Она больше не могла держать это в себе. В один из хмурых, дождливых дней — небо висело низко, будто придавленное свинцовой плитой, а капли барабанили по подоконнику, как пальцы невидимого барабанщика — Эльвира пришла к бабушке Шуре.
Бабушка жила в старом доме на окраине посёлка. Дом скрипел, как корабль в шторм, стены были увешаны вышитыми полотенцами и фотографиями в потёртых рамках, а в углу тихо тикали часы с кукушкой, отсчитывая секунды с монотонной настойчивостью. Когда Эльвира вошла, бабушка стояла у плиты, помешивала щи в чугунке, и от запаха капусты и моркови на мгновение стало почти спокойно. Но только до тех пор, пока внучка не заговорила.
— Бабушка… я видела её снова, — голос дрогнул. — Ту девушку. Из подвала.
Шура резко поставила ложку, повернулась. Её лицо, обычно румяное и улыбчивое, вмиг посерело.
— Ты… видела?
— Да. Она просит найти кого‑то. Или что‑то. Я не понимаю.
Бабушка перекрестилась, тихо прошептала молитву, потом взяла внучку за руку.
— Надо к Галине идти. Только она поможет.
***
Галина Васильевна жила в доме, окружённом зарослями бузины и крапивы. Дом казался древним, будто вырос из самой земли: брёвна потемнели от времени, крыша поросла мхом, а на крыльце стояли глиняные горшки с засохшими травами. Когда Эльвира с бабушкой вошли, в доме пахло ладаном, сушёными яблоками и чем‑то ещё — терпким, древним, как запах старых книг.

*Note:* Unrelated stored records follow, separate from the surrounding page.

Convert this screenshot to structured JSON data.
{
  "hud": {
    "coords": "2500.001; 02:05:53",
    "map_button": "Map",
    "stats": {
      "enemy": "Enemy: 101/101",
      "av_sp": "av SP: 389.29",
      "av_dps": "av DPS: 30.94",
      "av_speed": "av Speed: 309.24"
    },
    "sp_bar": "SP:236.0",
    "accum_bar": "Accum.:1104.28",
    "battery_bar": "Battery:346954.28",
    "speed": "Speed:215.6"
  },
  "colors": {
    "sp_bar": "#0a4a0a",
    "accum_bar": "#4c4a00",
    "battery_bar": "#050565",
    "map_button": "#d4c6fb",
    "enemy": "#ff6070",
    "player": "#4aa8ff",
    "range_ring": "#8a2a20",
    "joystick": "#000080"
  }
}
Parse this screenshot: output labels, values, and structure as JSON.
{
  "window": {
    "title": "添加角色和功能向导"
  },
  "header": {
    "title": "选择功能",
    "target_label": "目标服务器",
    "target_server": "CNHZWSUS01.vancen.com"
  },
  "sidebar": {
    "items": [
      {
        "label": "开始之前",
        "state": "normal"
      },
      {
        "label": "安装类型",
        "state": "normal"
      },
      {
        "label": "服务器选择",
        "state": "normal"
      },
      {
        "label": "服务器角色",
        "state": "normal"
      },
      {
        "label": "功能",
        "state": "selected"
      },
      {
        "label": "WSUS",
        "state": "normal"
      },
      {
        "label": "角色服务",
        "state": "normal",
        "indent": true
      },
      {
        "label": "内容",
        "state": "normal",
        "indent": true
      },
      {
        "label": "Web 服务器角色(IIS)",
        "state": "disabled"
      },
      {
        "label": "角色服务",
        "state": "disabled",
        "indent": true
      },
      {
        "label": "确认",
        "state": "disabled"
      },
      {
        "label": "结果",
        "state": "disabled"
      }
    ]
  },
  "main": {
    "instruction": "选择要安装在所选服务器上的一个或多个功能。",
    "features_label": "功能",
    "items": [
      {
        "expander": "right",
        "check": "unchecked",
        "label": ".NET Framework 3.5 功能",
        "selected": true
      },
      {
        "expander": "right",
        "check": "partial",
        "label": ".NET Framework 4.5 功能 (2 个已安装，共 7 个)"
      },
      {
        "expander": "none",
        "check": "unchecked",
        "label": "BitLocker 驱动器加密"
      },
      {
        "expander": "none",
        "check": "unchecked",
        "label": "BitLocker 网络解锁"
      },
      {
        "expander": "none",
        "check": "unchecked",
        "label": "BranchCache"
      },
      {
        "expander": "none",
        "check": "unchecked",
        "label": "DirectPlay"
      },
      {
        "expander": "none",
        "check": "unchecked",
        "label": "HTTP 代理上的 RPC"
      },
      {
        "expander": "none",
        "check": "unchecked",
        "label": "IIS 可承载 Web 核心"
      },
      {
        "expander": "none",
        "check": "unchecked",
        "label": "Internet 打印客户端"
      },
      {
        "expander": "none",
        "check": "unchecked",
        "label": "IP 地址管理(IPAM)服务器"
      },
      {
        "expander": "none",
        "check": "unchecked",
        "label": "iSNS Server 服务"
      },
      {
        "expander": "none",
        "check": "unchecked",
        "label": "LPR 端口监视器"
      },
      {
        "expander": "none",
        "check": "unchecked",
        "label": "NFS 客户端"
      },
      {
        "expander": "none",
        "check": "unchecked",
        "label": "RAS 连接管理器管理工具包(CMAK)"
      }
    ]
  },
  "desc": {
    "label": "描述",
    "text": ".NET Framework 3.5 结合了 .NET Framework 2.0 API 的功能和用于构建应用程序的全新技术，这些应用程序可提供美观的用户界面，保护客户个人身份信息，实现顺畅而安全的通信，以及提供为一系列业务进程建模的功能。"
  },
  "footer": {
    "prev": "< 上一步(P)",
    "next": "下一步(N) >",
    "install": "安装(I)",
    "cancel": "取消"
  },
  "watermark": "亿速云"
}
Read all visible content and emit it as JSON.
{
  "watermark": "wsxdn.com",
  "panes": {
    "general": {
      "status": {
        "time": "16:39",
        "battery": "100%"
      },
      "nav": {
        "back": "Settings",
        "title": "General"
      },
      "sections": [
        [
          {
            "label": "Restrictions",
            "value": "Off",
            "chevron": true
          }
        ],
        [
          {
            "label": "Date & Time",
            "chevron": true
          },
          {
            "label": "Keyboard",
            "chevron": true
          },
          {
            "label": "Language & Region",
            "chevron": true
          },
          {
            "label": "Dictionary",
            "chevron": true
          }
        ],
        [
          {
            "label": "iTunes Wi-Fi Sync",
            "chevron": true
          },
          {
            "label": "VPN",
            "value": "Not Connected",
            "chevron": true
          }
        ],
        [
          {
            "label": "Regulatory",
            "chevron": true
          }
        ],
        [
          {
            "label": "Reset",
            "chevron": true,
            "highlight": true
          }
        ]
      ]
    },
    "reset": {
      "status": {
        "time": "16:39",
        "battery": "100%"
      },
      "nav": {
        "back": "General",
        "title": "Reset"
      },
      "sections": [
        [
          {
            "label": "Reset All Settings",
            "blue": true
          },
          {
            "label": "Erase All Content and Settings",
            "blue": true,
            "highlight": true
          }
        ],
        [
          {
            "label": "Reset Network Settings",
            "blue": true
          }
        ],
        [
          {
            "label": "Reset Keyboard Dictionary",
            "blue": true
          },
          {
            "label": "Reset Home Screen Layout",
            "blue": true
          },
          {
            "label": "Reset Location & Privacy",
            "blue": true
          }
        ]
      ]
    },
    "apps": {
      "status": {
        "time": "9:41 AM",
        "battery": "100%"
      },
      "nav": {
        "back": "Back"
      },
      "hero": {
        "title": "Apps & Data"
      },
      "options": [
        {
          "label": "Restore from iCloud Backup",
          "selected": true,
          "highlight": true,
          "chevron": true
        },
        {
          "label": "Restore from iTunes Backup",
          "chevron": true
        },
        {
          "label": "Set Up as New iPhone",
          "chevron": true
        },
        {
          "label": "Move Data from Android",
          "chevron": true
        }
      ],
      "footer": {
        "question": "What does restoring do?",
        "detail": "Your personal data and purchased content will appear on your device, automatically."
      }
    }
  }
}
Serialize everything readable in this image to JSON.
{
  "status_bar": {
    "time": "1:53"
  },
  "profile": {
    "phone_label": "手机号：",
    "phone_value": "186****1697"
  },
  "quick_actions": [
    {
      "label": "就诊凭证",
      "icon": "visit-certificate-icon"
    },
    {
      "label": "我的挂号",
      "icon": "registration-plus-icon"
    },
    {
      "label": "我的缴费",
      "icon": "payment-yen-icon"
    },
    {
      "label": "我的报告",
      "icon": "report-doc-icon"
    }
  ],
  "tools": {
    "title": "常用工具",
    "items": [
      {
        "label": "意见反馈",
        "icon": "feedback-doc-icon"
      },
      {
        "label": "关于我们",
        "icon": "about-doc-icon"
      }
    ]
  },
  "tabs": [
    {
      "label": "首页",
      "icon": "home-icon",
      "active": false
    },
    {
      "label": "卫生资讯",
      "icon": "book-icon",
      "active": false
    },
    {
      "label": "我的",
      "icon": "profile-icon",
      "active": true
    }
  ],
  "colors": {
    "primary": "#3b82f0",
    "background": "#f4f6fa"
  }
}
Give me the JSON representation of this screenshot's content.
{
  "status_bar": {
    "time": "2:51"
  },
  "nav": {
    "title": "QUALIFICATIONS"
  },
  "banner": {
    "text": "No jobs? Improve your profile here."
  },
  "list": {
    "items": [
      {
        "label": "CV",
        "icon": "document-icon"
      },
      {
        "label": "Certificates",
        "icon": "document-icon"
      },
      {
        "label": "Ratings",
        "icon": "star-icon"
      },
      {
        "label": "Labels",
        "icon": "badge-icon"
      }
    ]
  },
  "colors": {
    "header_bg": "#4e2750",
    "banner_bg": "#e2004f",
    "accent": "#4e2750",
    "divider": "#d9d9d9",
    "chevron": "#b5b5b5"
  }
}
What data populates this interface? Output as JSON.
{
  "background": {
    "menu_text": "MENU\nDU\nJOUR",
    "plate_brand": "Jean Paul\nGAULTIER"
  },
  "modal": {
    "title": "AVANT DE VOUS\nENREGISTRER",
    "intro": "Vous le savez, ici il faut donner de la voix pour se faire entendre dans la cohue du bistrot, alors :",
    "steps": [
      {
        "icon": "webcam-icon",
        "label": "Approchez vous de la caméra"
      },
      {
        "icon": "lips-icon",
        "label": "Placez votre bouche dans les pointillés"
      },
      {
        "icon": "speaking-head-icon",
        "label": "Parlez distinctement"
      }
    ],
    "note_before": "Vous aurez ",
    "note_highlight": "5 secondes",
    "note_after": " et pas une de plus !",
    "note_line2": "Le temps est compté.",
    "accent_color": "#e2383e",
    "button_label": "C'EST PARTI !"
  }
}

Галина сидела за столом, накрытым льняной скатертью с вышивкой. На столе — медная лампа, стопка пожелтевших бумаг, стеклянный шар, в котором плавали пузырьки, будто замороженные капли дождя. Она подняла глаза — тёмные, пронзительные — и молча указала на стулья.
Разговор начался тихо, почти шёпотом. Эльвира рассказывала всё: сны, видения, страх, который рос внутри, как опухоль. Бабушка время от времени всхлипывала, теребила край платка. Галина слушала, не перебивая, лишь иногда проводила пальцами по краю стола, будто проверяла, насколько твёрдая реальность вокруг.
Когда Эльвира закончила, Галина встала, подошла к окну, за которым дождь превращал мир в размытую акварель.
— Слышала ли ты когда‑нибудь о Вечном Жиде? — спросила она, не оборачиваясь.
— Нет. Кто это? — голос Эльвиры дрогнул.
Галина повернулась, села обратно, сложила руки на столе.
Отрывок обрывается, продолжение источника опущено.